Il fait le point sur l’attitude des pédagogues, qui ne comprendraient rien à l’hostilité qu’ils suscitent, qui éviteraient de s’interroger sur les causes profondes des attaques qu’ils subissent. Il sait qu’il force le trait, car il n’est guère possible de soutenir qu’un Philippe Meirieu est incapable d’analyser les situations et de mettre les problèmes de l’école en perspective avec l’évolution des savoirs et de la société.
Il dénonce le manque de sérieux des anti-pédagogues, y compris de ceux qui se réclament de la philosophie et de la recherche scientifique et il fait le travail théorique qu’ils se gardent bien d’entreprendre.
Il ouvre des pistes de réflexion pour que nous échappions à une nouvelle guerre de religion. La première porte sur l’organisation du système scolaire et la seconde amorce une révolution démocratique. Elles sont intéressantes et pourraient bien éclairer la suite des opérations de refondation, dont on sait à quel point elles seront délicates et déterminantes. Pour l’heure, sur le terrain, elle n’est pas engagée en profondeur, occultée par le débat réducteur sur le temps scolaire, atténuée par la pression maintenue d’une hiérarchie formatée par le pouvoir précédent, limitée par l’absence de mobilisation de l’intelligence collective de la base dans une conception globale où tous les partenaires s’engageraient sur les mêmes finalités et les mêmes objectifs généraux transversaux. Le scolaro centrisme est resté dominant.
Pascal Bouchard a sans aucun doute raison quand il insiste sur la nécessité d’une révolution démocratique pour que la Nation s’empare des problèmes de l’éducation avec de nouveaux outils favorisant le débat, l’élaboration de projets locaux non contraints par la pyramide Education Nationale. Nous avions d’ailleurs évoqué ces problèmes dans le livre écrit avec Philippe Meirieu : « L’éducation peut-elle être encore au cœur d’un projet de société ? », en 2008 (Editions de l’Aube). Comme quoi les pédagogues ne sont pas obtus.
Pascal Bouchard affiche, en proposant des solutions, son espoir d’éviter enfin une nouvelle guerre de religion. Y croit-il, ou plus probablement, exorcise-t-il les vieux démons ? La guerre est toujours là, active au sein même du gouvernement, au sein des groupes parlementaires de la majorité, au sein des grandes centrales syndicales. Il ne suffit pas de la déclarer vaine pour la faire disparaître.
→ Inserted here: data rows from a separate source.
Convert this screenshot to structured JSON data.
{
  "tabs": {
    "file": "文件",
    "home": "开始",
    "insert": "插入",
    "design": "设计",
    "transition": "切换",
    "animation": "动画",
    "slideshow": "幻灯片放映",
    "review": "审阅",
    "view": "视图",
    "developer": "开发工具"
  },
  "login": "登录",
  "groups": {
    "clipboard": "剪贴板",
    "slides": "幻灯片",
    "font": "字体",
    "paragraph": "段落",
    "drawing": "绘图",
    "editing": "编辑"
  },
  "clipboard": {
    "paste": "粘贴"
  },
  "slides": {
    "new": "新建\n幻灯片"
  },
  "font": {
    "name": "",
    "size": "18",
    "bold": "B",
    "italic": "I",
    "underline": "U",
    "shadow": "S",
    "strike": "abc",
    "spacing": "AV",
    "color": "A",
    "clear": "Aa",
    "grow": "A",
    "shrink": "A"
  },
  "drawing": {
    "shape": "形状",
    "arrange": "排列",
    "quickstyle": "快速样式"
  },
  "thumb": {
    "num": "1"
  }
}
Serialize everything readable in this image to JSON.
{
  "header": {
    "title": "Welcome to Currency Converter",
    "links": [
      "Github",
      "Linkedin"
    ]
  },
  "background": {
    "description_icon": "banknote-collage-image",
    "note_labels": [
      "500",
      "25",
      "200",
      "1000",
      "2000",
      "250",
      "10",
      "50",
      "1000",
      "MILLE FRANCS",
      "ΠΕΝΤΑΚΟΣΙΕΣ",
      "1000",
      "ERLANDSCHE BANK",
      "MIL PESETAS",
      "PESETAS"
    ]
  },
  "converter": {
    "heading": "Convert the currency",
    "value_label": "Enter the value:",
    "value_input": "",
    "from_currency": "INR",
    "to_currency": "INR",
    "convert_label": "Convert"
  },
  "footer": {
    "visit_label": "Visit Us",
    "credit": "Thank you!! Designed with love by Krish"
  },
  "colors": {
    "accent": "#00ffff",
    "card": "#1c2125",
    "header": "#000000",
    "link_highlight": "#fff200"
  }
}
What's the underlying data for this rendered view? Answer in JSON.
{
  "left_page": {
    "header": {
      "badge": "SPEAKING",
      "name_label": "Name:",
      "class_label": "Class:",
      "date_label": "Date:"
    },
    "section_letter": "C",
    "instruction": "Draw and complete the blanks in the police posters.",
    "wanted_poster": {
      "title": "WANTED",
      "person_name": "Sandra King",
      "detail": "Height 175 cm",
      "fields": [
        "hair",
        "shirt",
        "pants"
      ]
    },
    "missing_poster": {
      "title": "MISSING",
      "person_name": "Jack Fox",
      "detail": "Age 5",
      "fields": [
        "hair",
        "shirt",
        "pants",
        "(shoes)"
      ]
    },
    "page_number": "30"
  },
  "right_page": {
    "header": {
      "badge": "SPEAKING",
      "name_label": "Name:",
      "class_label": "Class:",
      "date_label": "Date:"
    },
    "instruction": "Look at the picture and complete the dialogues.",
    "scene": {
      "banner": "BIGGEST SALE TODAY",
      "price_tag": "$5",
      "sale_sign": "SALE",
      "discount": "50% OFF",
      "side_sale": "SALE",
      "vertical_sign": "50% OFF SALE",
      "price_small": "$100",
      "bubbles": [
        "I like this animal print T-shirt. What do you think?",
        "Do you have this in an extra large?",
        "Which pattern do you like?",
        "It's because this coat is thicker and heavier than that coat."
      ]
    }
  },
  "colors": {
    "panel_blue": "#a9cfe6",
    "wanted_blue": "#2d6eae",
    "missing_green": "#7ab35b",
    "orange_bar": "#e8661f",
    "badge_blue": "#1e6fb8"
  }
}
Il faut s’en donner les moyens intellectuels, politiques. La pression de ceux qui considèrent que la transmission des savoirs conçus comme des programmes disciplinaires cloisonnés, avec leur logique interne rigide, est l’essentiel de la mission de l’école, que le choix des disciplines scolaires issues de l’Antiquité et des universités est indiscutable, universel et éternel, en dépit de l’explosion des savoirs de l’humanité et de leur diffusion, que l’intelligence n’est qu’un sous-produit des apprentissages scolaires et non une priorité, que les sept savoirs nécessaires à l’éducation du futur d’un Edgar Morin ne sont que poésie, que l’action des mouvements d’éducation populaire n’est qu’un complément, est toujours dominante. Elle explique sans doute les frilosités évidentes, sous couvert de sagesse, alors que l’électoralisme à court terme pollue toujours la démocratie. Il ne faut pas perdre de voix et le syndrome Allègre qui aurait fait perdre des milliers de voix à la gauche de gouvernement, reste vivace.
Rien n’est encore gagné. Conservons l’espoir et la volonté de refonder vraiment l’école et l’éducation. Le livre de Pascal Bouchard peut être une aide précieuse s’il ne contribue à renvoyer dos à dos les progressistes et les conservateurs. On sait que, dans ce cas, ce sont toujours ces derniers qui triomphent.
"Je hais les pédagogues" publié aux éditions Fabert, 111 pages, 9 euros.